Create an account

Very important

  • To access the important data of the forums, you must be active in each forum and especially in the leaks and database leaks section, send data and after sending the data and activity, data and important content will be opened and visible for you.
  • You will only see chat messages from people who are at or below your level.
  • More than 500,000 database leaks and millions of account leaks are waiting for you, so access and view with more activity.
  • Many important data are inactive and inaccessible for you, so open them with activity. (This will be done automatically)


Thread Rating:
  • 252 Vote(s) - 3.58 Average
  • 1
  • 2
  • 3
  • 4
  • 5
Can PTEST be used to test if two registers are both zero or some other condition?

#1
What can you do with [SSE4.1 `ptest`][1] other than testing if a single register is all-zero?

Can you use a combination of SF and CF to test anything useful about two unknown input registers?

What is PTEST good for? You'd think it would be good for checking the result of a packed-compare (like PCMPEQD or CMPPS), but at least on Intel CPUs, [it costs more uops to compare-and-branch using PTEST + JCC than with PMOVMSK(B/PS/PD) + macro-fused CMP+JCC.][2]

See also

[To see links please register here]



[1]:

[To see links please register here]

[2]:

[To see links please register here]

Reply

#2
No, unless I'm missing something clever, `ptest` with two unknown registers is generally not useful for checking some property about both of them. (Other than obvious stuff you'd already want a bitwise-AND for, like intersection between two bitmaps).

To test two registers for both being all-zero, OR them together and PTEST that against itself.

----

`ptest xmm0, xmm1` produces two results:

* ZF = is `xmm0 & xmm1` all-zero?
* CF = is `(~xmm0) & xmm1` all-zero?

**If the second vector is all-zero, the flags don't depend at all on the bits in the first vector.**

It may be useful to think of the "is-all-zero" checks as a `NOT(bitwise horizontal-OR())` of the AND and ANDNOT results. But probably not, because that's too many steps for my brain to think through easily. That sequence of vertical-AND and then horizontal-OR does maybe make it easier to understand why PTEST doesn't tell you much about a combination of two unknown registers, just like the integer TEST instruction.

Here's a truth table for a 2-bit `ptest a,mask`. Hopefully this helps in thinking about mixes of zeros and ones with 128b inputs.

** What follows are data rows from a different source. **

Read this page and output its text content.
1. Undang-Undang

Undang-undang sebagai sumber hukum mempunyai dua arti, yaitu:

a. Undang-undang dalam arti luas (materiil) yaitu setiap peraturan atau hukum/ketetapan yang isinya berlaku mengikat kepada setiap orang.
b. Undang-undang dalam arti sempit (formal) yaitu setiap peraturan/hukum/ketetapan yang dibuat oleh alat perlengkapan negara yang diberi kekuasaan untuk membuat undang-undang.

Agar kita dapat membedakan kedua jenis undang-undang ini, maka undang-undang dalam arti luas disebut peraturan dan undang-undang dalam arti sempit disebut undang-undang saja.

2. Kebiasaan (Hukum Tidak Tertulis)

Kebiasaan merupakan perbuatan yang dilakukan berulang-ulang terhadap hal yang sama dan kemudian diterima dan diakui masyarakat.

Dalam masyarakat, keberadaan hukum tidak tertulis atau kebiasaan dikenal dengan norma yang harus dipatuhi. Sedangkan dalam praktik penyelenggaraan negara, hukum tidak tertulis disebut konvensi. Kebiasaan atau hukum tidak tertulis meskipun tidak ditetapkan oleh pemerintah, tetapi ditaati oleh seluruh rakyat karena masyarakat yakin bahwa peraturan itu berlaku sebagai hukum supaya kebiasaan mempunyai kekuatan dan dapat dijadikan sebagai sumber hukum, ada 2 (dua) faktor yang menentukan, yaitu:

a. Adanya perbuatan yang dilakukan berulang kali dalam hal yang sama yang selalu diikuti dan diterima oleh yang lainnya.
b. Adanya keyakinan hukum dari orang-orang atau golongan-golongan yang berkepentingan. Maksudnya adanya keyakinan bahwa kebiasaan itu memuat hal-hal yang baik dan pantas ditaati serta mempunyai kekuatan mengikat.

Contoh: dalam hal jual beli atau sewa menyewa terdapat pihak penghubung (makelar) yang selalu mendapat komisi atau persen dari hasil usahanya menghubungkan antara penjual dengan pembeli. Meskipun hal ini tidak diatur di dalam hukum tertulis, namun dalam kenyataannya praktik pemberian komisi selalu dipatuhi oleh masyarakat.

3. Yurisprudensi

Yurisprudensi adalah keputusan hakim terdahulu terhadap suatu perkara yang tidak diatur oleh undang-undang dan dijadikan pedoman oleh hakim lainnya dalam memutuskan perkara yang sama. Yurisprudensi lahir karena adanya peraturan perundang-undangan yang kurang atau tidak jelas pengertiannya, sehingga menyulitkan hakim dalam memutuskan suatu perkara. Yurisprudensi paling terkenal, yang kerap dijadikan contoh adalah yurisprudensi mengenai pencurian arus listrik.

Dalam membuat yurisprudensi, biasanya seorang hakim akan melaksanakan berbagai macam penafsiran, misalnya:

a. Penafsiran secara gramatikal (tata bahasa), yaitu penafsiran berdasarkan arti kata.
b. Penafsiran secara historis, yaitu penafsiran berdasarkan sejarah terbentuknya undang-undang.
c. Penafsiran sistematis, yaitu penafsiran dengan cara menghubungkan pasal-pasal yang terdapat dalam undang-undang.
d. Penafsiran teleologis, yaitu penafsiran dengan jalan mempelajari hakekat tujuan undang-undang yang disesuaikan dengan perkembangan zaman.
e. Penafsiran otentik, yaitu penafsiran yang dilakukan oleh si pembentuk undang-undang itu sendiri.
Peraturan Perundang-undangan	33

Note that `CF(a,mask) == ZF(~a,mask)`.

a mask ZF CF
00 00 1 1
01 00 1 1
10 00 1 1
11 00 1 1

00 01 1 0
01 01 0 1
10 01 1 0
11 01 0 1

00 10 1 0
01 10 1 0
10 10 0 1
11 10 0 1

00 11 1 0
01 11 0 0
10 11 0 0
11 11 0 1

---

[Intel's intrinsics guide lists 2 interesting intrinsics for it][1]. Note the naming of the args: `a` and `mask` are a clue that they tell you about the parts of `a` selected by a known AND-mask.

* `_mm_test_mix_ones_zeros (__m128i a, __m128i mask)`: returns `(ZF == 0 && CF == 0)`
* `_mm_test_all_zeros (__m128i a, __m128i mask)`: returns `ZF`

There's also the more simply-named versions:

* `int _mm_testc_si128 (__m128i a, __m128i b)`: returns `CF`
* `int _mm_testnzc_si128 (__m128i a, __m128i b)`: returns `(ZF == 0 && CF == 0)`
* `int _mm_testz_si128 (__m128i a, __m128i b)`: returns `ZF`

There are AVX2 `__m256i` versions of those intrinsics, but the guide only lists the all_zeros and mix_ones_zeros alternate-name versions for `__m128i` operands.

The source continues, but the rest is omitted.